E os bandidos seriam pegos antes de sumirem com seu adorado doutor Eduardo..
        Foi, pé ante pé, com o coração na mão, atenta a qualquer barulhinho que pudesse vir de sua retaguarda. Não queria ser surpreendida.
        E, quando chegou ao convés, estacou. Não se preparara para ver o que o quadro que se descortinava a sua frente.
        Eduardo Augusto Dreyser estava amarrado a uma cadeira de plástico. Cada uma de suas pernas estava presa por fita adesiva a uma das pernas da cadeira. Suas
mãos estavam atadas com a mesma fita e em sua boca, mais um enorme pedaço de fita estava colocado.
        Ele fitava aos homens com os olhos arregalados de pavor.
        E os homens eram... Eram... Eram... "Oh! Bom Deus! Não! Aquilo não podia ser possível!"  Os homens ali eram os seus colegas! Seus colegas da tripulação.
Lauro Duque, o capitão do Indomável, Tadeu, o marinheiro; Donato, o cozinheiro; Humberto, o mecânico estavam fazendo? Aquilo não fazia o menor sentido! Como os empregados
amarraram o patrão e estavam batendo nele?
        Esmurravam seu amado Eduardo Dreyser sem dó e sem piedade! Quem se atreveria a tal absurdo conhecendo o gênio terrível, violento e vingativo que aquele homem
tinha? O doutor Eduardo ia matá-los. Um a um quando se soltasse. Será que eles não temiam a fúria destrutiva do patrão?
        Viu que o bronzeadíssimo rosto de seu amado Eduardo estava coberto de hematomas. Seus lábios, inchados, sangravam. Os covardes tinham a coragem de bater
num homem que tinha as mãos amarradas. Viu quando Duque começou a amarrar algumas barras de ferros aos pés da cadeira. Iam atirá-lo ao mar, com pesos para que a
cadeira afundasse, e com os pés e as mãos amarradas para que ele não pudesse se salvar.
        "Oh! Oh!  Oh!" Ia desmaiar! "Que morte horrível! Seu patrão nunca poderia morrer daquela forma!" Ele era o homem que controlava tudo! Se existisse uma palavra
para descrevê-lo, seria "controlador". Como então as coisas fugiram ao seu controle daquela forma? E por que queriam matá-lo? Por pior que fosse como patrão, se
não gostavam dele, por que não se demitiram?
        Com o esforço que fizera para não desabar no chão, os rapazes perceberam a presença dela. Tadeu foi em sua direção, mas Duque pediu para que ele a trouxesse
para mais perto, mas que não precisariam machucá-la, pois ela era uma deles.
        Viu os olhos de Eduardo. Era uma mistura de horror e esperança ao vê-la. Ele chamara por ela em pensamento. Confiava nela.. Tinha que soltá-lo. Não poderia
decepcionar ao homem a quem amava! Será que ele sabia que ela não estava de acordo com o que aqueles animais estavam fazendo?
        - Mas... Mas... Mas... O que fazem?
        - Vamos dar um fim ao engomadinho. - Lauro Duque respondeu.
        - Mas ele é nosso patrão!
        - E dona Maristela é nossa patroa! E daí? Ela está nos pagando para que nos livremos dele! E eu estou sentindo um prazer enorme em arrebentar a cara desse
infeliz que só sabe olhar para nós como se fôssemos titica!

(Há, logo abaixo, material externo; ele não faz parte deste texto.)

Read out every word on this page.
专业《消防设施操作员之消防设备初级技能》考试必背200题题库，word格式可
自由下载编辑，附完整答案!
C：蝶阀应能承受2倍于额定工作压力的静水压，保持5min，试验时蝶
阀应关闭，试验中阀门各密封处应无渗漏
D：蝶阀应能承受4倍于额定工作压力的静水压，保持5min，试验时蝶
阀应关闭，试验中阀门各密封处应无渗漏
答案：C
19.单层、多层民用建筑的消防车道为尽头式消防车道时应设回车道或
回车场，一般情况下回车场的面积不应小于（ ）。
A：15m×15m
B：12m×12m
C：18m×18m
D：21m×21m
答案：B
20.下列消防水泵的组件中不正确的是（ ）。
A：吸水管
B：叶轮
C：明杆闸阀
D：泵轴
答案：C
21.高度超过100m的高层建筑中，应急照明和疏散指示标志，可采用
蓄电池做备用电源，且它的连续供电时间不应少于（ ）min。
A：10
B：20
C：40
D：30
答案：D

        - Mas... Mas não podemos fazer isso! - Olhou para os azuis olhos de Eduardo que, além do pavor, expressavam também ódio, repulsa, vingança. Se ele se soltasse
ia destruir um por um com as próprias mãos. Mas aqueles homens não tinham a menor intenção de soltá-lo, de deixá-lo vivo. Conheciam muito bem o doutor Eduardo. Não
era homem de deixar barato a menor ofensa! Tinham que ter certeza de que estaria mais que morto para que pudessem continuar vivos.
        - A dona Maristela quer ele morto.
        - Mas por que?
        - Ele quer divorciar-se dela.
        - E daí?
        - Ele ameaçou não dar a ela um tostão.
        - Sério? E por isso ela quer matá-lo?
        - Se ela fica viúva vai ficar bilhiardária!
        Os outros homens concordaram rindo.
        - Se você ficar do nosso lado vai ganhar uma grana preta.
        - E se eu não ficar? - Viu um lampejo de esperança passar pelos olhos de Eduardo Dreyser. Mas logo se esfumaçou. Como ela lutaria contra quatro homens? Mesmo
que ela conseguisse libertá-lo, ele já estava bastante ferido para poder lutar contra todos aqueles homens. Era uma situação sem saída. Ela veria seu amor ser morto
de uma maneira muito cruel e covarde sem que ela pudesse fazer alguma coisa.
        - Se não ficar do nosso lado também pode encomendar a sua alma ao criador...
        Viu a arma na mão de Tadeu. Iam atirar em alguém. Nela? Em Eduardo? Viu que Donato e Humberto levantava a cadeira depois de receberem a ordem de Duque.
        - Não acredito! Vão realmente jogá-lo na água? Mas ele vai morrer! Ele está amarrado, com a boca tampada. Vai morrer sem poder lutar... Isso é terrível!
Ninguém merece uma morte dessas!
        - Essa é a idéia, Joyce.
        - Mas não podem matá-lo! Por Deus! Não podem fazer isso! Parem! Parem! Pelo amor de Deus, parem! Não o matem! Não o matem! - Gritava desesperada, correndo
de um lado ao outro sem saber o que fazer.
        - E por que não? Por que não o mataremos? Vamos ganhar muito dinheiro com isso!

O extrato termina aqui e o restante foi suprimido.